The prospect of converting a corner of the living room to a dedicated classroom space for a child is an entirely new one for many families.

But homeschool families are very familiar with the concept and have a wealth of advice for the newcomers.

“What I tell people is, look, just do what you think right now is the best thing for your child, and don’t feel like this is a lifetime decision, ‘I’ve got to make this decision.

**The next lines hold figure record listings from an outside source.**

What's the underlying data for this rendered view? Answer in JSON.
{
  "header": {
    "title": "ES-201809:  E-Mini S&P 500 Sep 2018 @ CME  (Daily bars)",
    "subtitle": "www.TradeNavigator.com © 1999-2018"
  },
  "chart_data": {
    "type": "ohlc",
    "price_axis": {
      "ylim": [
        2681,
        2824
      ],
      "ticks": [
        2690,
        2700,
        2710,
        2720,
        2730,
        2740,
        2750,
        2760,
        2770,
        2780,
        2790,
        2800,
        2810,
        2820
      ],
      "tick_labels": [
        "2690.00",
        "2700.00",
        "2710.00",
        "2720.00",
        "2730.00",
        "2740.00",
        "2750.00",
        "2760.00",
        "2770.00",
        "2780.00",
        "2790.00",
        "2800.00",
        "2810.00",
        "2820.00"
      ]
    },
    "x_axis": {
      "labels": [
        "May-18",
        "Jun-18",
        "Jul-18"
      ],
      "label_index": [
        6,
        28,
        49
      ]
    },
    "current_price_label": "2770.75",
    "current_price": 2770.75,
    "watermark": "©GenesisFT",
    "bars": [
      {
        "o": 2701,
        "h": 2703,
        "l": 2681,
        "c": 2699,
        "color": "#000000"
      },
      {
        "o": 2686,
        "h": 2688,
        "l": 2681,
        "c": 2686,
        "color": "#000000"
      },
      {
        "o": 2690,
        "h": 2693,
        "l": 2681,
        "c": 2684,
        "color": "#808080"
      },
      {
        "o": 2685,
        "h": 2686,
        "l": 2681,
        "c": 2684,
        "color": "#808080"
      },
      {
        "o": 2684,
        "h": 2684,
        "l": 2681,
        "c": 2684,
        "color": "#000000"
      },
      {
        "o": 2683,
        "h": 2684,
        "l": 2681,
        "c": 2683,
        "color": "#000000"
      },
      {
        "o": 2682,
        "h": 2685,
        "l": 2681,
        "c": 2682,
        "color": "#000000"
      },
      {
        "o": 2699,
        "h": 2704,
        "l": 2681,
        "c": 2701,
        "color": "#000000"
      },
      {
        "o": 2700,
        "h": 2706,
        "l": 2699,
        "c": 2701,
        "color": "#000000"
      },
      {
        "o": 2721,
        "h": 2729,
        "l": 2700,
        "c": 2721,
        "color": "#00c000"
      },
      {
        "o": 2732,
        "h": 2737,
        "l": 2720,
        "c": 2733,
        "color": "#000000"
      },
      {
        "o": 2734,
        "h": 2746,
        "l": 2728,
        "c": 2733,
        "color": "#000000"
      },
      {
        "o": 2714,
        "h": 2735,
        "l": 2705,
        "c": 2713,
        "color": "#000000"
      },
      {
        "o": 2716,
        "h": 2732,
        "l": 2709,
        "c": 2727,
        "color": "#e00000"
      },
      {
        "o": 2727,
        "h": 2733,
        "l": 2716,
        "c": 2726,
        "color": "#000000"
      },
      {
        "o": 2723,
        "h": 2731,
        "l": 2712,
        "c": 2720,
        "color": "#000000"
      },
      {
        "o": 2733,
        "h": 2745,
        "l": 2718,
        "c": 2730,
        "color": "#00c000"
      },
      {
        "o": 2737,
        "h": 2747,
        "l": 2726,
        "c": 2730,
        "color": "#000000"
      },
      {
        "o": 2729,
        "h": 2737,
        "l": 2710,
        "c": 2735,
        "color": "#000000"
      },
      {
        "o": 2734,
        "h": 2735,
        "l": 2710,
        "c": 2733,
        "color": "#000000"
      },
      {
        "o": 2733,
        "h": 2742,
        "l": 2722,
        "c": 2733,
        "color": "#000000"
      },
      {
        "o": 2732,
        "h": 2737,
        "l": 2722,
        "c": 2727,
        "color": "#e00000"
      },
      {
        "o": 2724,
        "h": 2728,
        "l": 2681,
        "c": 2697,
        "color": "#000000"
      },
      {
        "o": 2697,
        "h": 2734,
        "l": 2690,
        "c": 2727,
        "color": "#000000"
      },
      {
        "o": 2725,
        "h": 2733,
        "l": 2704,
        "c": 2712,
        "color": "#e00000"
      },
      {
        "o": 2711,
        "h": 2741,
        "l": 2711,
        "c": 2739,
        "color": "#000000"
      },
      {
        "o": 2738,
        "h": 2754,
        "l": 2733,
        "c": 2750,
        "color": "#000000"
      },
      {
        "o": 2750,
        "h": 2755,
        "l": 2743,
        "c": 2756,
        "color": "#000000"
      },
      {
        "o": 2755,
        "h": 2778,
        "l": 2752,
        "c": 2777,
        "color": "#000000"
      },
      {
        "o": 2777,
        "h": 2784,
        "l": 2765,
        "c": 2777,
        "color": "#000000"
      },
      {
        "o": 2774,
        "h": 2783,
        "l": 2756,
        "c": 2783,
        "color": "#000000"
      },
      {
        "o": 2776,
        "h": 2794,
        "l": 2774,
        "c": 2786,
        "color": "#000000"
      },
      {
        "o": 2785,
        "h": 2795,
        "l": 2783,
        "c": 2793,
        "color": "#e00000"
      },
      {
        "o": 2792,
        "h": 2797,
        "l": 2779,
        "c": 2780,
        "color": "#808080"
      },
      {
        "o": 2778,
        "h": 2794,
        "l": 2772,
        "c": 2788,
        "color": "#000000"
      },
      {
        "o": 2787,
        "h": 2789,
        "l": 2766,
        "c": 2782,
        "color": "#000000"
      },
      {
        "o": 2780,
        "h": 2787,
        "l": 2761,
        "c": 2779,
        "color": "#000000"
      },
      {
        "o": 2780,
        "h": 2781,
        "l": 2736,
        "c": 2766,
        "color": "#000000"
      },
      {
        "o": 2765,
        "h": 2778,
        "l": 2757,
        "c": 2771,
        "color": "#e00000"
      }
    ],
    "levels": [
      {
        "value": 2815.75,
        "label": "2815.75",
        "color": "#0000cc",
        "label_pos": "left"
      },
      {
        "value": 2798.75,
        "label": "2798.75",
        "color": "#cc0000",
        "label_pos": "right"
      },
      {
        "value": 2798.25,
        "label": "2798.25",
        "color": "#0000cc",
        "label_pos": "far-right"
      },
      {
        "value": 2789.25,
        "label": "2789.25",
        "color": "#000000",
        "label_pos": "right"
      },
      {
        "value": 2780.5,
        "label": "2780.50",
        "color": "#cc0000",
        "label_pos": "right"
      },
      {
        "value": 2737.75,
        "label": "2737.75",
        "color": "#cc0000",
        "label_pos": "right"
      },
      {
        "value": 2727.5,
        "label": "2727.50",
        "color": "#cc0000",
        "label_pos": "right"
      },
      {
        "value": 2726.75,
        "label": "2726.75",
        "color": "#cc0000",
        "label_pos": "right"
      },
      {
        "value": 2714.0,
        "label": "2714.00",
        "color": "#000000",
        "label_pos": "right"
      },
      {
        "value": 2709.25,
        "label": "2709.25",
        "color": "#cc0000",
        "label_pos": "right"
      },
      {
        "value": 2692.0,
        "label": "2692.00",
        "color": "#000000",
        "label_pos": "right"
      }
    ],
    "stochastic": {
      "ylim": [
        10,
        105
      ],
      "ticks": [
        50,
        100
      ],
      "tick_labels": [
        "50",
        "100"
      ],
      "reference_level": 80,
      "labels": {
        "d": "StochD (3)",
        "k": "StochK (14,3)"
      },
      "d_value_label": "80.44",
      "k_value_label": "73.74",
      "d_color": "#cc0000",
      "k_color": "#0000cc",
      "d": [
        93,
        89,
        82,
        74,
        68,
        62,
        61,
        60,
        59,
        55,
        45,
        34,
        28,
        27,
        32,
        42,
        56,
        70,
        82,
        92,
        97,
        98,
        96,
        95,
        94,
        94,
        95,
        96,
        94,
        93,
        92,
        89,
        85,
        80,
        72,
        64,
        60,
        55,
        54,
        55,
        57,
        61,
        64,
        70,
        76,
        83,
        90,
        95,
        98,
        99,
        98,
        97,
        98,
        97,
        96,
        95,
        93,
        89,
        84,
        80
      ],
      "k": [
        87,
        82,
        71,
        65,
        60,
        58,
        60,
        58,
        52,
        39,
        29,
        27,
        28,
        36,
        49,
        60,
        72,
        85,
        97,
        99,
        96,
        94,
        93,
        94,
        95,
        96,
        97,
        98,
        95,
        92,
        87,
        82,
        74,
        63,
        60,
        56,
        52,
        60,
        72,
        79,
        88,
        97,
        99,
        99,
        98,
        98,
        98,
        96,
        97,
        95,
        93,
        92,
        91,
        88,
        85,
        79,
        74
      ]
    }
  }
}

It’s going to impact my kids for the rest of their lives,’” said Tim Lambert, President of the Texas Homeschool Coalition, a statewide advocacy organization dedicated to promoting homeschooling and supporting homeschool families.

Lambert said that in recent months, interest in the information and resources his organization has access to has led to the weekly call volume tripling, from around 300 calls to nearly 900. That spike in interest caused the Texas Homeschool Coalition to launch a completely separate website, specifically dedicated to helping parents to navigate handling education from home.

Lambert stressed that the remote learning situation that many families will encounter this year is decidedly different from homeschooling, the primary difference being that the remote learning will be based on a central curriculum and happen at the directed pace of the school district.

But the familiar theme of handling the education of the child from a home setting is one that Lambert noted can work well, so long as the parents prepare.

“If you are going to do this, it would be better to have a plan; a plan in terms of what curriculum you are going to use, how you are going to do that, a plan in terms of schedule, and then a place where you are going to do that,” Lambert said. “Our homeschool moms say if you wake up in the morning and you are wondering what you are going to do in school that day, that is not a plan.”

A good plan should involve setting aside a dedicated workspace for the student, designed to keep distractions to a minimum and to help keep educational materials all in one place.